- Directed by: I. Freleng
- Story by: Tedd Pierce
- Starring: Mel Blanc Martha Wentworth (uncredited)
- Music by: Carl Stalling
- Animation by: Ken Champin Virgil Ross Arthur Davis Gerry Chiniquy
- Layouts by: Hawley Pratt
- Backgrounds by: Paul Julian
- Color process: Technicolor
- Production company: Warner Bros. Cartoons
- Distributed by: Warner Bros. Pictures The Vitaphone Corporation
- Release date: May 20, 1950;
- Running time: 6 mins
- Language: English

= His Bitter Half =

His Bitter Half is a 1950 Warner Bros. Merrie Melodies short, directed by Friz Freleng with a story by Tedd Pierce. The cartoon was released on May 20, 1950, and stars Daffy Duck. The voices are performed by Mel Blanc and Martha Wentworth.

Both His Bitter Half and Freleng's 1962 Yosemite Sam short Honey's Money have a similar plot: a fortune-seeking bachelor marrying an ugly mean widow, whose true personality is revealed only after the wedding, and, after forced to do backbreaking housechores, being made to care for her child, introduced (to both the main protagonist and the audience) only after the marriage is legalized. The child in both shorts is named Wentworth; here, Wentworth is a normal sized brat who causes trouble, with Daffy suffering the consequences of his son's actions. (In Honey's Money, Wentworth is a giant 3-year-old whose heavy weight is a problem for Sam, but his attitude is friendly to Sam, who tries to bump him off to keep the money for himself.) The differing personalities of the two Wentworths results in different executions for each cartoon.

His Bitter Half was reused as a clip in a 1980 TV special where Daffy tells his life's struggles in an attempt to produce a movie about Duck Dodgers. The latter part of the title is a pun on the phrase "better half", meaning someone's romantic partner.

==Plot==
Daffy learns that a refined lady duck with a high income is seeking someone to marry. After the requisite courtship and marriage, Daffy looks forward to a life of luxury. However, the lady duck, whose personality is as domineering as her size, immediately orders Daffy to do the housework. After an afternoon of exhausting tasks, he is startled by the appearance of the lady duck's rambunctious son Wentworth, whom Daffy wants nothing to do with.

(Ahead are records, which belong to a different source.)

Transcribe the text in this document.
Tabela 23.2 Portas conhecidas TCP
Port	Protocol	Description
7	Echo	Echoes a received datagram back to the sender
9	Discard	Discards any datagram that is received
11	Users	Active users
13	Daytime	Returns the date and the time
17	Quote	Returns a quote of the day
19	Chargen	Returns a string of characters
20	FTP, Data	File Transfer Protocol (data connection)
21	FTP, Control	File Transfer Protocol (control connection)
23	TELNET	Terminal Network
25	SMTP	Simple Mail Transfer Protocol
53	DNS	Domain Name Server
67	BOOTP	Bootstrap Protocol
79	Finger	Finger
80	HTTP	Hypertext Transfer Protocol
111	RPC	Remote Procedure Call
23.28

After being scalped playing cowboys and Indians, Daffy is made to take Wentworth to the amusement park after being shown the bank book. At the amusement park, Daffy tries his luck at a shooting gallery, but each time he takes a shot, Wentworth uses a slingshot to bean the back of the barker's head, who angrily socks Daffy without even bothering to look from behind. His disgusted wife assumes that Daffy is "fried to the gills" and orders him to go to bed, since he has got to help Wentworth shoot off fireworks on the Fourth of July. The holiday begins with Daffy taking the brunt of a fireworks mishap, followed by Wentworth disguising himself as a lit firecracker. Daffy, wanting to teach the brat a lesson, thinks he has found him and begins to discipline him, only to see the disguised Wentworth racing by, just seconds before the firecracker explodes.

The lady duck then demands that Daffy take Wentworth to the zoo. Despite a threat from his wife to pluck every feather from Daffy's body if he refuses, Daffy stands his ground and instead walks out through the door with packed suitcases in hand, retorting that no one is gonna tell him what to do. However, his body (below the shoulders) has been stripped clean of feathers, just as the lady duck had promised. Nevertheless, he leaves and does not look back.

==Home media==
This short is available on the Looney Tunes Collector's Choice: Volume 1 Blu-ray.